It was a windy day near Little Campbell Lake in Anchorage last week.
Planes flew overhead. On the ground, a group of campers at Trailside Discovery Camp cheered each other on as they volleyed a ball back and forth.
“It’s just like four square,” explained 8-year-old Phoebe Van Wyck. “But it has nine squares, and they put the squares on stilts.”
Van Wyck is among thousands of Alaska kids headed back to camp after the pandemic shrank many programs last year or closed them completely.
Camp directors say demand is high this summer, with COVID-19 vaccinations widely available, declining coronavirus cases and parents eager to send their kids to in-person programs after spending so much of the school year online.
“This week is Trailside’s largest week that we’ve ever had,” Director Victoria Long-Leather said. “We have over 300 campers across our sites.”
But holding summer camp this year isn’t without challenges: Many programs spent months writing and rewriting protocols to keep up with the evolving pandemic. And some, like the Salvation Army, are struggling with staffing.

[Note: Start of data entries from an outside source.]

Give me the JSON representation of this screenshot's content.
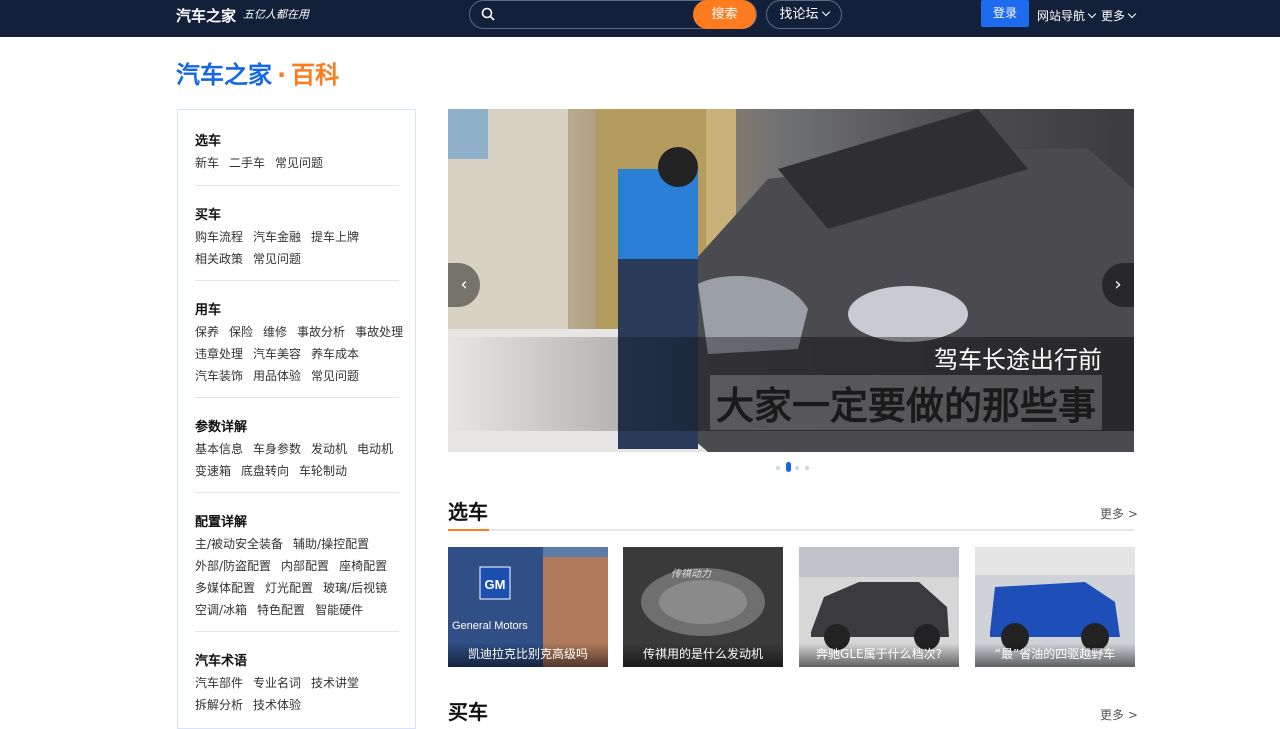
{
  "topbar": {
    "brand": "汽车之家",
    "slogan": "五亿人都在用",
    "search_placeholder": "",
    "search_button": "搜索",
    "forum_button": "找论坛",
    "login_button": "登录",
    "site_nav": "网站导航",
    "more": "更多"
  },
  "logo": {
    "brand": "汽车之家",
    "dot": "·",
    "subtitle": "百科"
  },
  "sidebar": {
    "sections": [
      {
        "title": "选车",
        "lines": [
          [
            "新车",
            "二手车",
            "常见问题"
          ]
        ]
      },
      {
        "title": "买车",
        "lines": [
          [
            "购车流程",
            "汽车金融",
            "提车上牌"
          ],
          [
            "相关政策",
            "常见问题"
          ]
        ]
      },
      {
        "title": "用车",
        "lines": [
          [
            "保养",
            "保险",
            "维修",
            "事故分析",
            "事故处理"
          ],
          [
            "违章处理",
            "汽车美容",
            "养车成本"
          ],
          [
            "汽车装饰",
            "用品体验",
            "常见问题"
          ]
        ]
      },
      {
        "title": "参数详解",
        "lines": [
          [
            "基本信息",
            "车身参数",
            "发动机",
            "电动机"
          ],
          [
            "变速箱",
            "底盘转向",
            "车轮制动"
          ]
        ]
      },
      {
        "title": "配置详解",
        "lines": [
          [
            "主/被动安全装备",
            "辅助/操控配置"
          ],
          [
            "外部/防盗配置",
            "内部配置",
            "座椅配置"
          ],
          [
            "多媒体配置",
            "灯光配置",
            "玻璃/后视镜"
          ],
          [
            "空调/冰箱",
            "特色配置",
            "智能硬件"
          ]
        ]
      },
      {
        "title": "汽车术语",
        "lines": [
          [
            "汽车部件",
            "专业名词",
            "技术讲堂"
          ],
          [
            "拆解分析",
            "技术体验"
          ]
        ]
      }
    ]
  },
  "banner": {
    "caption_small": "驾车长途出行前",
    "caption_large": "大家一定要做的那些事",
    "prev": "‹",
    "next": "›",
    "active_slide": 2,
    "slide_count": 4
  },
  "sections": {
    "choose": {
      "title": "选车",
      "more": "更多 >",
      "cards": [
        {
          "caption": "凯迪拉克比别克高级吗",
          "sign_text": "General Motors",
          "logo_text": "GM"
        },
        {
          "caption": "传祺用的是什么发动机",
          "sign_text": "传祺动力"
        },
        {
          "caption": "奔驰GLE属于什么档次?"
        },
        {
          "caption": "“最”省油的四驱越野车"
        }
      ]
    },
    "buy": {
      "title": "买车",
      "more": "更多 >"
    }
  }
}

“Usually, we have most of our staff come from out of state, and this year we have had a hard time recruiting,” said Captain Luke Betti, the Salvation Army Youth and Candidates’ Secretary in Alaska.
Camp Fire Alaska, the state’s largest child care provider, is feeling the strain too.

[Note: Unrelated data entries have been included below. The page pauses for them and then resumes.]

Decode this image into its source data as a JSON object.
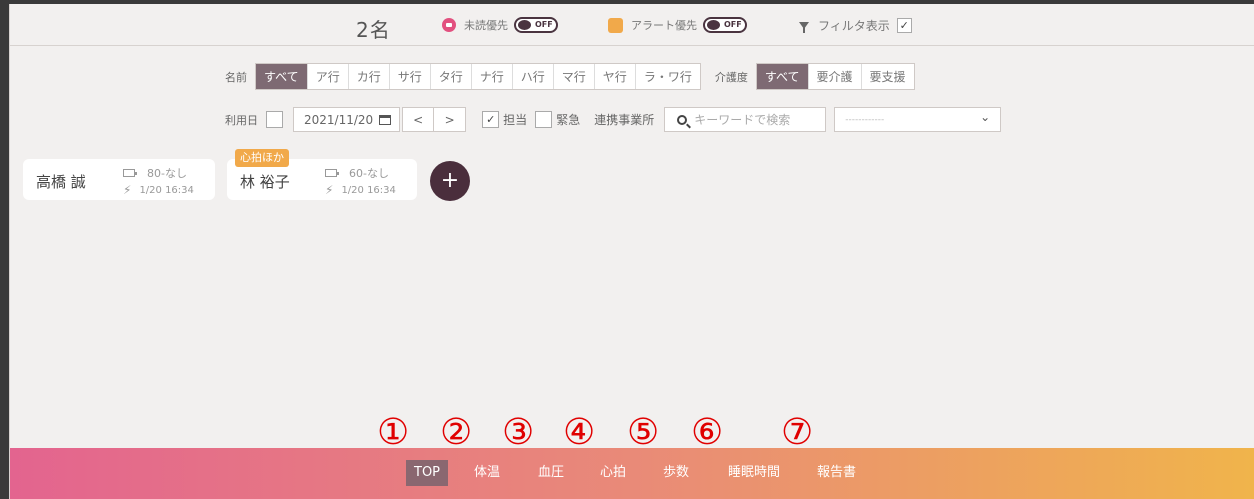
{
  "header": {
    "count": "2名",
    "unread_label": "未読優先",
    "unread_toggle": "OFF",
    "alert_label": "アラート優先",
    "alert_toggle": "OFF",
    "filter_label": "フィルタ表示",
    "filter_checked": "✓"
  },
  "filters": {
    "name_label": "名前",
    "name_options": [
      "すべて",
      "ア行",
      "カ行",
      "サ行",
      "タ行",
      "ナ行",
      "ハ行",
      "マ行",
      "ヤ行",
      "ラ・ワ行"
    ],
    "care_label": "介護度",
    "care_options": [
      "すべて",
      "要介護",
      "要支援"
    ],
    "use_date_label": "利用日",
    "date_value": "2021/11/20",
    "prev": "<",
    "next": ">",
    "charge_check": "✓",
    "charge_label": "担当",
    "urgent_label": "緊急",
    "partner_label": "連携事業所",
    "search_placeholder": "キーワードで検索",
    "select_value": "------------",
    "select_chevron": "⌄"
  },
  "cards": [
    {
      "name": "高橋 誠",
      "battery": "80-なし",
      "time": "1/20 16:34"
    },
    {
      "name": "林 裕子",
      "battery": "60-なし",
      "time": "1/20 16:34",
      "tag": "心拍ほか"
    }
  ],
  "add_label": "+",
  "annotations": [
    "①",
    "②",
    "③",
    "④",
    "⑤",
    "⑥",
    "⑦"
  ],
  "nav": [
    "TOP",
    "体温",
    "血圧",
    "心拍",
    "歩数",
    "睡眠時間",
    "報告書"
  ],
  "colors": {
    "accent": "#7e6a73",
    "alert": "#f1a94a",
    "unread": "#e2507f",
    "annotation": "#e00000"
  }
}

“Space is limited due to workforce shortages,” said Melanie Hooper, Camp Fire’s chief program officer. “So, you know, programs are full, and the need is high. But we still have not recovered as an industry to pre-COVID numbers.”

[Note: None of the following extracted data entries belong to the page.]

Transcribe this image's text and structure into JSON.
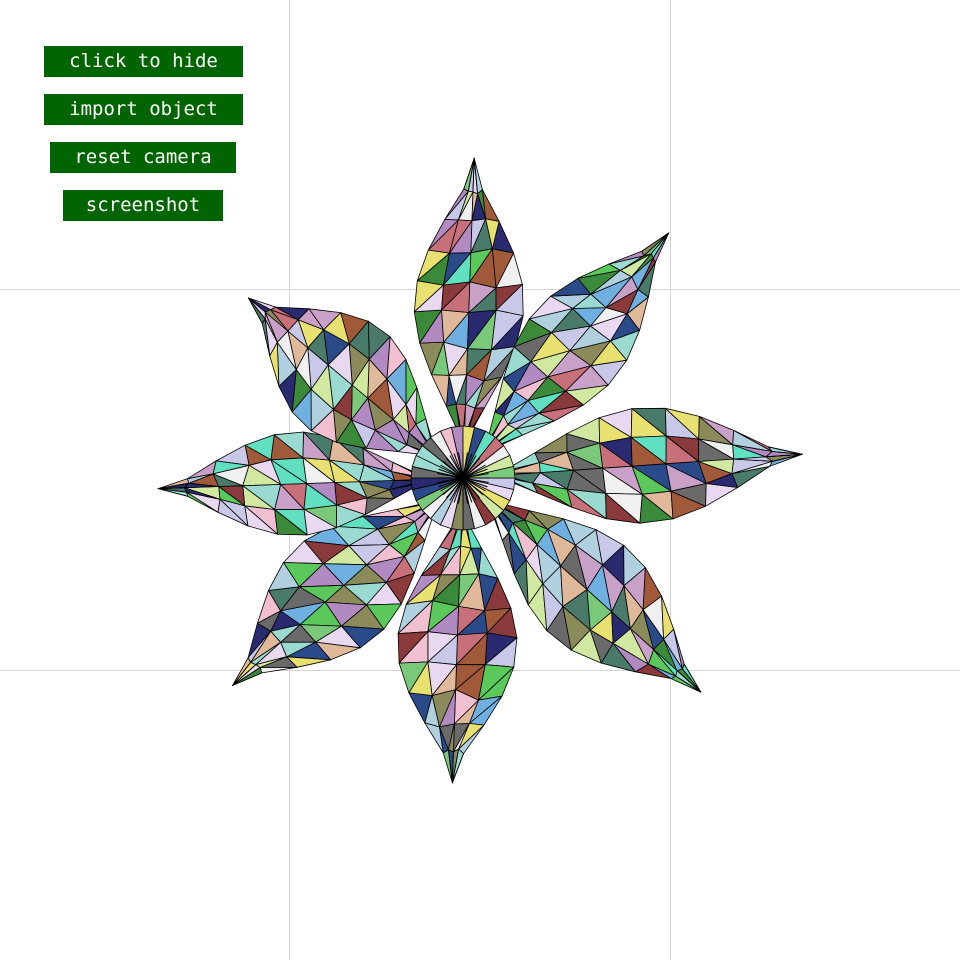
{
  "controls": {
    "hide_label": "click to hide",
    "import_label": "import object",
    "reset_label": "reset camera",
    "screenshot_label": "screenshot"
  },
  "scene": {
    "object": "petal-flower-mesh",
    "petal_count": 8,
    "render_mode": "flat-shaded-wireframe",
    "button_color": "#006400",
    "button_text_color": "#ffffff",
    "grid_color": "#d4d4d4",
    "edge_color": "#000000",
    "palette": [
      "#8a8a5a",
      "#e8d8f0",
      "#b08ac0",
      "#3a8a3a",
      "#9adad0",
      "#c8707a",
      "#5ac85a",
      "#2a4a8a",
      "#e0b89a",
      "#6a6a6a",
      "#d0e8a0",
      "#70b0e0",
      "#a05a3a",
      "#f0c0d0",
      "#4a7a6a",
      "#c8c8e8",
      "#e8e070",
      "#2a2a70",
      "#7ac87a",
      "#f0f0f0",
      "#b0d0e0",
      "#8a3a3a",
      "#c8a0c8",
      "#60e0c0"
    ]
  }
}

Hooper said Camp Fire’s day camp programs in Anchorage are running at roughly 50-60% capacity. She’s hopeful that as Camp Fire hires more workers, it will add more spots. She knows the need is there. The organization’s overnight camp, Camp K, sold out within 24 hours. The day camps have waitlists.
“We did have some families enroll for Camp K, and they signed their kids up for every camp session they could because their teenagers needed to get out of the house after a year,” Hooper said.
The demand, paired with financial strains from the pandemic, prompted Rasmuson Foundation and other organizations to launch a grant program for summer camps this year.
“We were very aware that kids were feeling cooped up, a lot of them missed out on their usual activities, whether it was just doing things with their family, organized camping experiences or programs,” said Diane Kaplan, Rasmuson’s president and chief executive. “And there was just a huge desire to get out and kind of be normal.”
The grants meant more camp spots and scholarships for Girl Scouts of Alaska’s summer programs, said chief executive Leslie Ridle.
“We never ever, ever want money to be the reason somebody didn’t go to camp,” she said.
Betti, with The Salvation Army, said the organization dropped prices to $10 per session at the overnight King’s Lake Camp.
“The goal of this discount is to give families who have struggled throughout the pandemic a break on camp fees,” he said.
In Southeast Alaska, the Sitka Fine Arts Camp is back on this summer. Executive Director Roger Schmidt said grants and donations kept the program afloat after last year’s canceled camp and events.
“Over two weeks, we lost a million dollars in revenue,” he said about 2020. “It took our breath away.”
Schmidt said staff spent a lot of time crafting COVID-19 protocols for this year’s camp.
“Our year-round staff have studied and read every available article and case study about camps and schools that we could get our hands on,” he said.
The camp serves roughly 1,000 kids who come from all over Alaska — and even from out of state.
Schmidt said the camp is requiring all staff get vaccinated, and is encouraging families with campers age 12 and up to also get the shots.
Everyone must wear masks indoors. Campers don’t seem to mind, he said.
“I’m looking out the window right now and watching kids just while they’re just getting out of class, and they’re just running across the lawn and smiling and playing and talking with one another,” he said. “It’s absolutely beautiful. And sorely missed.”
Back in Anchorage, at the lake, the Trailside day campers get their temperatures checked each day.
But they no longer have to wear face masks outside unless they’re close to non-campers, like while walking on the trail. Trailside just changed the mask rule last week in response to loosened federal health recommendations.
It’s pretty nice, said 8-year-old Nola Horn Rollins.
“At first, it was really weird though,” she said. “But then I really liked it. Seeing what my friends’ faces looked like and their facial expressions.”
So while 2021 summer camp is not quite like pre-pandemic times, it’s closer to it than last year. And, camper Van Wyck said, it’s a nice break from a very virtual 2020.
“I don’t have to do Zoom, don’t have to look at a screen, not move all day,” she said. “It’s way better.”